DeapSECURE module 2: Dealing with Big Data: Introduction to Big Data Analytics and Spark

FIXME

What Is Big Data?

The term “Big Data” is quite popular today.

“Big data” is a computer field that treats ways to analyze, systematically extract information from, or otherwise deal with data sets that are too large or complex to be dealt with by traditional data-processing application software.

Beginning early in 21st century, the amount and variety of data available for processing have exponentially grown due to several factors:

The rise of Internet, which facilitates the generation and collection of data;
The proliferation of mobile computing devices as well as “internet of things” which collectively generate massive amount of data;
The rapid advancement in storage, processing, and networking hardware, allowing vast amounts of data to be stored, processed, and transmitted.

When “Big Data” Is Really Big?

The term “too large” and “too complex” carries an absolute sense and a relative sense. For example: It is generally accepted today that a terabyte of data is considered “big data”. However, what is considered “too large” depends on the entity dealing with the data. For companies such as Google, a terabyte of data is far from being “too large”; but for an average 10-employee company, that amount of data is already too big to handle. Over time, what was considered “big” is no longer too big, due to the advance in technology. For example, over 20 years ago, a gigabyte of data is already considered enormous because most hard drives are still on the order of tens or hundreds of megabytes. However, today a photo collector can easily amass terabytes of data on his own hard drives.

For a long time, tables containing highly structured information bits (text, numbers, and other types of information) have been the prevailing way of representing, storing, and processing data in computer systems.
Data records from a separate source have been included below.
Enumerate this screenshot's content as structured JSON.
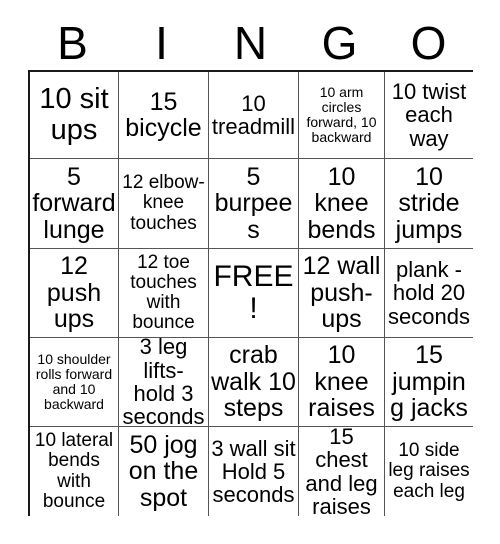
{
  "card": {
    "title": "BINGO",
    "header_letters": [
      "B",
      "I",
      "N",
      "G",
      "O"
    ],
    "free_space_label": "FREE!",
    "rows": 5,
    "columns": 5,
    "colors": {
      "background": "#ffffff",
      "text": "#000000",
      "grid_line": "#555555",
      "outer_border": "#1a1a1a"
    },
    "cells": [
      {
        "text": "10 sit ups",
        "size": "s-xl",
        "free": false
      },
      {
        "text": "15 bicycle",
        "size": "s-lg",
        "free": false
      },
      {
        "text": "10 treadmill",
        "size": "s-md",
        "free": false
      },
      {
        "text": "10 arm circles forward, 10 backward",
        "size": "s-xs",
        "free": false
      },
      {
        "text": "10 twist each way",
        "size": "s-md",
        "free": false
      },
      {
        "text": "5 forward lunge",
        "size": "s-lg",
        "free": false
      },
      {
        "text": "12 elbow-knee touches",
        "size": "s-sm",
        "free": false
      },
      {
        "text": "5 burpees",
        "size": "s-lg",
        "free": false
      },
      {
        "text": "10 knee bends",
        "size": "s-lg",
        "free": false
      },
      {
        "text": "10 stride jumps",
        "size": "s-lg",
        "free": false
      },
      {
        "text": "12 push ups",
        "size": "s-lg",
        "free": false
      },
      {
        "text": "12 toe touches with bounce",
        "size": "s-sm",
        "free": false
      },
      {
        "text": "FREE!",
        "size": "s-free",
        "free": true
      },
      {
        "text": "12 wall push-ups",
        "size": "s-lg",
        "free": false
      },
      {
        "text": "plank - hold 20 seconds",
        "size": "s-md",
        "free": false
      },
      {
        "text": "10 shoulder rolls forward and 10 backward",
        "size": "s-xs",
        "free": false
      },
      {
        "text": "3 leg lifts- hold 3 seconds",
        "size": "s-md",
        "free": false
      },
      {
        "text": "crab walk 10 steps",
        "size": "s-lg",
        "free": false
      },
      {
        "text": "10 knee raises",
        "size": "s-lg",
        "free": false
      },
      {
        "text": "15 jumping jacks",
        "size": "s-lg",
        "free": false
      },
      {
        "text": "10 lateral bends with bounce",
        "size": "s-sm",
        "free": false
      },
      {
        "text": "50 jog on the spot",
        "size": "s-lg",
        "free": false
      },
      {
        "text": "3 wall sit Hold 5 seconds",
        "size": "s-md",
        "free": false
      },
      {
        "text": "15 chest and leg raises",
        "size": "s-md",
        "free": false
      },
      {
        "text": "10 side leg raises each leg",
        "size": "s-sm",
        "free": false
      }
    ]
  }
}
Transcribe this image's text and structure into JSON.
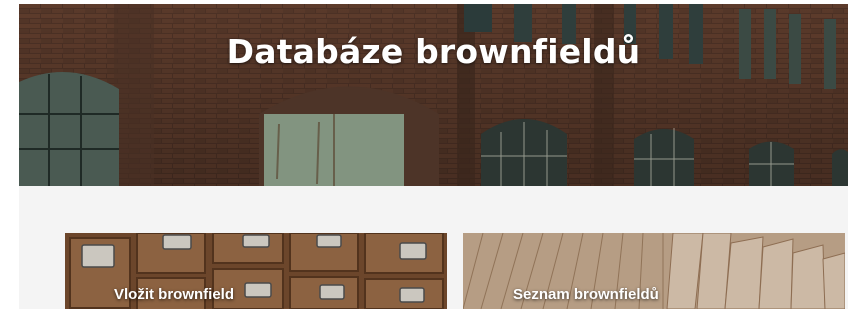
{
  "hero": {
    "title": "Databáze brownfieldů"
  },
  "cards": [
    {
      "label": "Vložit brownfield"
    },
    {
      "label": "Seznam brownfieldů"
    }
  ]
}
Two popular types of software have facilitated the widespread adoption of tabular data format: spreadsheet and database. Spreadsheet software is highly popular for personal computing, while most businesses use databases of some sort. Many researchers often begin processing their data using spreadsheet because it is visual, and the data manipulation is quite intuitive. However, when the number of rows or columns in a table is large (for example, ten thousand rows), processing using spreadsheet becomes cumbersome.

The Many V’s of Big Data

There are many ways of characterizing big data.

The most common three V’s of Big Data are:

Volume
Velocity
Variety

Data-driven business, data-driven economy, data-driven society

Spark

Spark is a parallel computing framework that was created to facilitate the processing of very large amounts of data. Furthermore, Spark can be configured to ingest data in real-time, thus capable of handling the rapid velocity of data. Spark makes it easy to process and analyze large amounts of data to produce insight from the data.

Spark supports many programmin languages: Scala, Java, Python, and R. Spark itself is written in Scala, which is compiled into Java bytecodes, therefore Spark depends on Scala and Java Runtime Environment (JRE). In this training we will focus on Spark on Python, often called “PySpark”, because Python is simple and intuitive for beginners. We focus on Spark version 2.3; but most of our materials are applicable for Spark versions 2.0 and up.